Direkt auf dem Scheibenkopf wird auch bemalt. Der Rohling klebt noch fest. Wellenlinien, Punkte, Wülste und Noppen, sogar Schneppen sind Dekorelemente. Stepan brennt bei einer Temperatur von 900 – 1000 Grad im traditionellen rumänischen Brennofen, deren er gleich mehrere hinten im Hof stehen hat. Weiß nennt sich die für Biniş typische Farbe der Töpferware, ist aber ein orange angehauchtes Gelb.
Meister Stepan, dessen Anwesen, wenn er zu Hause ist, selten der Gäste entbehrt, ist eine Fundgrube für ethnographisch Interessierte. „Wie sich doch die Zeiten geändert haben!“, pflegt er zu sagen. „Früher, als Knirps, fuhr ich wochenlang mit Vater auf der Suche nach Kunden im Planwagen durchs Banat – mit oft 200 – 300 Wasserkrügen drauf –, heute vergeht kaum ein Tag ohne interessierte Gäste. Solang ich gesund bin, sind sie willkommen.“

(Verlag Neuer Weg, Bukarest - Komm Mit 88, S. 167 – 170)

Seite Bildunterschrift
 
168 Meister Stepans Töpferscheibe unterscheidet sich kaum von jenen, die seit jeher in Europa verwendet wurden. Die Welle ist aus Holz.

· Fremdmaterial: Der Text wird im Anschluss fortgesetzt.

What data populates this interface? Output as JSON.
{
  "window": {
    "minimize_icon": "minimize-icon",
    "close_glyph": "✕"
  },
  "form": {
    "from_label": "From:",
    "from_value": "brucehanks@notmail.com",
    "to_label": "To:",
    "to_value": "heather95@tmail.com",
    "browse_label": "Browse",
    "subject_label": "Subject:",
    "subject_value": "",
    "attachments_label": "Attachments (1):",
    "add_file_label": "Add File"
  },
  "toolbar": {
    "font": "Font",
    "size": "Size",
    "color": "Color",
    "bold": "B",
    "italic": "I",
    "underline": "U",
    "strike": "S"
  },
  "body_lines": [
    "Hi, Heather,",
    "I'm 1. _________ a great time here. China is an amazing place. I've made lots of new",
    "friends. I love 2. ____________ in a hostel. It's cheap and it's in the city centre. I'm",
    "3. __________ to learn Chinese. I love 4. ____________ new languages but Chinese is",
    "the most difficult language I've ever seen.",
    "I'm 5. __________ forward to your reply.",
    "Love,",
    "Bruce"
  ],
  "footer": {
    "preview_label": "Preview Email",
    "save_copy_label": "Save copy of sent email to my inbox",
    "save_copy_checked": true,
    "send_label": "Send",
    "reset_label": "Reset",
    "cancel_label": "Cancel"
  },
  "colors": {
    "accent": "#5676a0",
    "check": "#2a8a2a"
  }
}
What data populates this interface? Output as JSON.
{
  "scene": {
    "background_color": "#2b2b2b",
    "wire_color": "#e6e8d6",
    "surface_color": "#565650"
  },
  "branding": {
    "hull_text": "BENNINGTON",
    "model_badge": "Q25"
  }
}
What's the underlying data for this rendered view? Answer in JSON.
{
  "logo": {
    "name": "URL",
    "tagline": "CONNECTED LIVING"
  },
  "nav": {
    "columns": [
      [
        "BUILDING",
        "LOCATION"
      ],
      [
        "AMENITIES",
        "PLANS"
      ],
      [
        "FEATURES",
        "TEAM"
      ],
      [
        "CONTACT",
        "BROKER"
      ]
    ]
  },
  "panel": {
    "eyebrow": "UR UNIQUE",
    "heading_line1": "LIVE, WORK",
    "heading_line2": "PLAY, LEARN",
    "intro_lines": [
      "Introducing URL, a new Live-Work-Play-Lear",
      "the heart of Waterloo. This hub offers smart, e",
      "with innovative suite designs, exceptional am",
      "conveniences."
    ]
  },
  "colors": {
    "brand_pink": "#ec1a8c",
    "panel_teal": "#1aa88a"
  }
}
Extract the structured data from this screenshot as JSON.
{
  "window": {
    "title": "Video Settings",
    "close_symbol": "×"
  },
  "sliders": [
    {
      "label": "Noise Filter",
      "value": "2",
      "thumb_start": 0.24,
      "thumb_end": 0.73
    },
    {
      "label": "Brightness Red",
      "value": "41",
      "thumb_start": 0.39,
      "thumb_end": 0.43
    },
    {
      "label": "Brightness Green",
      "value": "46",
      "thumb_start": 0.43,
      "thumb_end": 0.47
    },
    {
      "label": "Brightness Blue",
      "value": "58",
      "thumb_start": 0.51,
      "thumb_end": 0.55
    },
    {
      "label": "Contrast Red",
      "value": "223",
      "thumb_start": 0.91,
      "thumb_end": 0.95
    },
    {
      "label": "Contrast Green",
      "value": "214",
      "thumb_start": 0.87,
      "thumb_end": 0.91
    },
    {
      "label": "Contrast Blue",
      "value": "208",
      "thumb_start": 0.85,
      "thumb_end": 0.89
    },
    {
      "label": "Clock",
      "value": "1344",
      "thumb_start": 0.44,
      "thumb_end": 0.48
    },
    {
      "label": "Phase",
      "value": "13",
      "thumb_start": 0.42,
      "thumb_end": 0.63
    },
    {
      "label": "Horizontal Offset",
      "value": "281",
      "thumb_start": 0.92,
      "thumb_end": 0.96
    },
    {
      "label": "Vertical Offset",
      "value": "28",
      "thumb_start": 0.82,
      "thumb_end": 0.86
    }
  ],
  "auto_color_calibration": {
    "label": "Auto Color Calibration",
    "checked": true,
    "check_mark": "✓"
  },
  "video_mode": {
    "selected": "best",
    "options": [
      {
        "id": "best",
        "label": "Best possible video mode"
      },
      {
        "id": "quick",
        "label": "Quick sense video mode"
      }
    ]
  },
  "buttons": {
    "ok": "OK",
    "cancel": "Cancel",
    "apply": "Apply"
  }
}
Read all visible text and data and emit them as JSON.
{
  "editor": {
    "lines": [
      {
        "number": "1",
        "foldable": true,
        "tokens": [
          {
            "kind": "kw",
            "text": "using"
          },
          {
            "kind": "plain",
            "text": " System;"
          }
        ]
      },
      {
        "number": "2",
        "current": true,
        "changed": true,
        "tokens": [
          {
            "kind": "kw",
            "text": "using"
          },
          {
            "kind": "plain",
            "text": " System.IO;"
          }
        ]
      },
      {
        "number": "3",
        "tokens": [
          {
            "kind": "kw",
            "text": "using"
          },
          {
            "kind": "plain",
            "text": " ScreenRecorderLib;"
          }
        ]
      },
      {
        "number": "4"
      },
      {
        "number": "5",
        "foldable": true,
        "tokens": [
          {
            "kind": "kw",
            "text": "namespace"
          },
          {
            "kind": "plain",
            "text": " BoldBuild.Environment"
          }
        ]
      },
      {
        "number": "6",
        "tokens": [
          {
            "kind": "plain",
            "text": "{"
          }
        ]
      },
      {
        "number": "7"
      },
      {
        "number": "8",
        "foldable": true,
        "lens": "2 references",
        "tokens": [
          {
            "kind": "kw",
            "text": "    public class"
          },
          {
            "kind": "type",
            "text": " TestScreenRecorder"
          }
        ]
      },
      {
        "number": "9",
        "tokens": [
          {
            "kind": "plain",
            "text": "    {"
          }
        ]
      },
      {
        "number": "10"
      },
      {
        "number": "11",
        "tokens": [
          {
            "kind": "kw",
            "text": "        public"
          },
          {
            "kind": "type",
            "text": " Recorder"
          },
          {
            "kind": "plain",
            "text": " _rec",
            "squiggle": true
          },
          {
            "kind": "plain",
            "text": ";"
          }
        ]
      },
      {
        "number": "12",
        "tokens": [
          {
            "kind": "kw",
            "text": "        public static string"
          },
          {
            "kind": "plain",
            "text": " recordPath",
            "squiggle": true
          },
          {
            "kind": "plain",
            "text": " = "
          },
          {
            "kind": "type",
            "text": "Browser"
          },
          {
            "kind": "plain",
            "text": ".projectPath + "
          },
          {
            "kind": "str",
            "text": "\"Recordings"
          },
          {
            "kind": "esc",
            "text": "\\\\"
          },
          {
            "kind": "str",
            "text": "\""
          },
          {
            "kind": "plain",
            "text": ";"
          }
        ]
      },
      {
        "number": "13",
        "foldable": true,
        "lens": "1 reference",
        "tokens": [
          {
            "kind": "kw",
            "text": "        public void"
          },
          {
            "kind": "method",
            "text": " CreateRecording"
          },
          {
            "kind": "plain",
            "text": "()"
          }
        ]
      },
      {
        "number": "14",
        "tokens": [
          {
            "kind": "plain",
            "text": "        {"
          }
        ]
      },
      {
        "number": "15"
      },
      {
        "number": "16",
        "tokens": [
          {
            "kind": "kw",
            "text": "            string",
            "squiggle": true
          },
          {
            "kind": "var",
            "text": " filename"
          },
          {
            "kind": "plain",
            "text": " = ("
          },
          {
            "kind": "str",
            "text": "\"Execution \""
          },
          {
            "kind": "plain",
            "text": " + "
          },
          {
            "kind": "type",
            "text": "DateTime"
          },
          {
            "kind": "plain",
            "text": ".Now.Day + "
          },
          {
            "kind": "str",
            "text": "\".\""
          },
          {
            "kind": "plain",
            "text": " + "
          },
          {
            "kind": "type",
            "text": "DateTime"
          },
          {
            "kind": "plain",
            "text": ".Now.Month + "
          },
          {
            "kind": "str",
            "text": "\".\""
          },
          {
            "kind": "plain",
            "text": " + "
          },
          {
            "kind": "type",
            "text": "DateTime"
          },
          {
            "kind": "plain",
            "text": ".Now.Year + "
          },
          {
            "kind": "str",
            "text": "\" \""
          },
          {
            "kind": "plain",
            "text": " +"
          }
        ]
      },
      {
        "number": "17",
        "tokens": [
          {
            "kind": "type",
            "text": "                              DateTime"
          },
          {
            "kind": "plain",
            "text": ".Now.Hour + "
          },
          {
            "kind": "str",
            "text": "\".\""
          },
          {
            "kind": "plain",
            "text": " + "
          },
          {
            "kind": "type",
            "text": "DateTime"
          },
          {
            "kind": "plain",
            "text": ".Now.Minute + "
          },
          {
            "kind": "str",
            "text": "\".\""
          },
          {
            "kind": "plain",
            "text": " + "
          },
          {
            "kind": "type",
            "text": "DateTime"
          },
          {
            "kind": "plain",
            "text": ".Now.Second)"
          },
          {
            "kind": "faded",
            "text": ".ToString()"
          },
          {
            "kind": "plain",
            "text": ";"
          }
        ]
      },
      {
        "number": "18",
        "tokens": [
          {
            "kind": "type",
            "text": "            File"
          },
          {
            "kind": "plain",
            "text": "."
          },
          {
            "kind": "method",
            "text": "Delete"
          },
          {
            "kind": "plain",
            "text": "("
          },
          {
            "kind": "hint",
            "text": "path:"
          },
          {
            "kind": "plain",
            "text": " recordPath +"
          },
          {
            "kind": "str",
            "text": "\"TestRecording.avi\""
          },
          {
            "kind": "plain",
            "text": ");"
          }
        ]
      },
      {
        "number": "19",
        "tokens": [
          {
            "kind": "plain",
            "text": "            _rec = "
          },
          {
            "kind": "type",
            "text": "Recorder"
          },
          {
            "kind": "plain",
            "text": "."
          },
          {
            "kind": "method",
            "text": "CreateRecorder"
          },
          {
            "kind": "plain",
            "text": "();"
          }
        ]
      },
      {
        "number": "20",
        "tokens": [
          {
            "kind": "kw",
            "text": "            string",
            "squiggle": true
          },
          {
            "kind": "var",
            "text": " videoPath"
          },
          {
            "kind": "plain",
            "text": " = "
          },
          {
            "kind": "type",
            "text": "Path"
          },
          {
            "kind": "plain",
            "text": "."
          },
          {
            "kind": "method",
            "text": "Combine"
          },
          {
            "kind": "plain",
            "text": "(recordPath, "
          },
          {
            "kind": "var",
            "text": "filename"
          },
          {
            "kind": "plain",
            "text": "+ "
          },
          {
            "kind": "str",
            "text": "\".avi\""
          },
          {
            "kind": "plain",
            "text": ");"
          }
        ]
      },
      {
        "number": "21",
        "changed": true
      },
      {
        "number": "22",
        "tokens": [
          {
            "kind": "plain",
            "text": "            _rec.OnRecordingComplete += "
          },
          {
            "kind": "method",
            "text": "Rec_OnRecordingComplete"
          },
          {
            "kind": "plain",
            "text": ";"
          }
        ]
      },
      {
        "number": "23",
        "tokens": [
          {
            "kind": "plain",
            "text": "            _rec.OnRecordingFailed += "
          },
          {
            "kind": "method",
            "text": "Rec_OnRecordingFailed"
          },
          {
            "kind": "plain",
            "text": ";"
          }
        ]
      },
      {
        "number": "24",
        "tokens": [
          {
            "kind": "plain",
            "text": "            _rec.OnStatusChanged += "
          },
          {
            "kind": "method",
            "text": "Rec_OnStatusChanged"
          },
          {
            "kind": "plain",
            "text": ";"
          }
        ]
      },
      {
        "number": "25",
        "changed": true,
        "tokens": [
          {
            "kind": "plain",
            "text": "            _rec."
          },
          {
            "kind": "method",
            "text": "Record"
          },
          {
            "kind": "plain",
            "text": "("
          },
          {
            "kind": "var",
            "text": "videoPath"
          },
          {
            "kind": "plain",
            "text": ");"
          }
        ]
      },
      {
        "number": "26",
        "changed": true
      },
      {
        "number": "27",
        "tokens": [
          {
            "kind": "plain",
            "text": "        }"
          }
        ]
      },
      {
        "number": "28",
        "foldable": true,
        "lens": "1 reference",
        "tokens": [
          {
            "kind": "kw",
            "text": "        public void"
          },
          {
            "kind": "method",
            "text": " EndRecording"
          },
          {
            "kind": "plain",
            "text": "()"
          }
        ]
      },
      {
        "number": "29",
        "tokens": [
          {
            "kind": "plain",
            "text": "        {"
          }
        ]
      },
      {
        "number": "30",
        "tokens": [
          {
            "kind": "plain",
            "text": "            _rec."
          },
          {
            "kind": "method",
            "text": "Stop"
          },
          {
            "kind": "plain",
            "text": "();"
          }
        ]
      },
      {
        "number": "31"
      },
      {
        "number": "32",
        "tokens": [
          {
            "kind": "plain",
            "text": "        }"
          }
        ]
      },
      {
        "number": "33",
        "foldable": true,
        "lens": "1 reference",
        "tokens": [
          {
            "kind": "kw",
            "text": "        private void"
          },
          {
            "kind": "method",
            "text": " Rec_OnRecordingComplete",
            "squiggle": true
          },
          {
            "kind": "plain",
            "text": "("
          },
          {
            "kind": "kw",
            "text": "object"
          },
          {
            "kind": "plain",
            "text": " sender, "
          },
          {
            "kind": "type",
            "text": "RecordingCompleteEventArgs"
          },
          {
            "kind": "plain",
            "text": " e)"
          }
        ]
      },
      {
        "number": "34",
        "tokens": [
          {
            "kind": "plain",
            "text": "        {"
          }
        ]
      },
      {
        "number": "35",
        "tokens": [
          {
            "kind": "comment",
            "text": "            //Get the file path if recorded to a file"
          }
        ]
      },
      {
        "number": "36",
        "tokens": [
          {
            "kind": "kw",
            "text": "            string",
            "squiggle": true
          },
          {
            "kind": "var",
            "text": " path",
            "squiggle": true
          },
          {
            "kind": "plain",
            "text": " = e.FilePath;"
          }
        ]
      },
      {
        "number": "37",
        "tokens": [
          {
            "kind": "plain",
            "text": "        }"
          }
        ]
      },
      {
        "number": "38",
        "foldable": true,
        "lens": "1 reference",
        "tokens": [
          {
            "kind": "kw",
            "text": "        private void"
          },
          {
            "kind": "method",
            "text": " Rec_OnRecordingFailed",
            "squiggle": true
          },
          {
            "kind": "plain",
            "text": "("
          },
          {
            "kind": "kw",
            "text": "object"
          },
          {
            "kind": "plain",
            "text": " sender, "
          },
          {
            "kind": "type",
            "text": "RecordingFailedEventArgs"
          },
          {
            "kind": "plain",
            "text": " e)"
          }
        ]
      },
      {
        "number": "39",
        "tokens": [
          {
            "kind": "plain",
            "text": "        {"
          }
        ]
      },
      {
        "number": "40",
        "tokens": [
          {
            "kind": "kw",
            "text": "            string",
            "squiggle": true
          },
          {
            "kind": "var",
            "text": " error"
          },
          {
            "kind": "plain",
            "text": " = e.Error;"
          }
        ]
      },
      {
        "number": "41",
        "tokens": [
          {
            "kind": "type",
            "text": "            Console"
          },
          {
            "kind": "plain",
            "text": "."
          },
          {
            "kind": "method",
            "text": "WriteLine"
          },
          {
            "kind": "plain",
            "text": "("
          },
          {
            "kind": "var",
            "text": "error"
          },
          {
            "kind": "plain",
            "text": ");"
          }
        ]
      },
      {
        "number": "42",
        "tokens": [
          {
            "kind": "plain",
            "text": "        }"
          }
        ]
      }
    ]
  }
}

169 Man kann den Meister auch öfters im Bukarester Museum des Dorfes und der Volkskunst begegnen, wo er Besuchern Schauunterricht im Töpferhandwerk gibt. Bei dieser Gelegenheit kann man auch echte Binişer Töpferwaren erstehen, deren Gebrauchswert an den Jahresablauf und seine traditionellen Feste gebunden sind: Krüge für Geburts- und Hochzeitsfeste, Gefäße für die großen Dorffeste.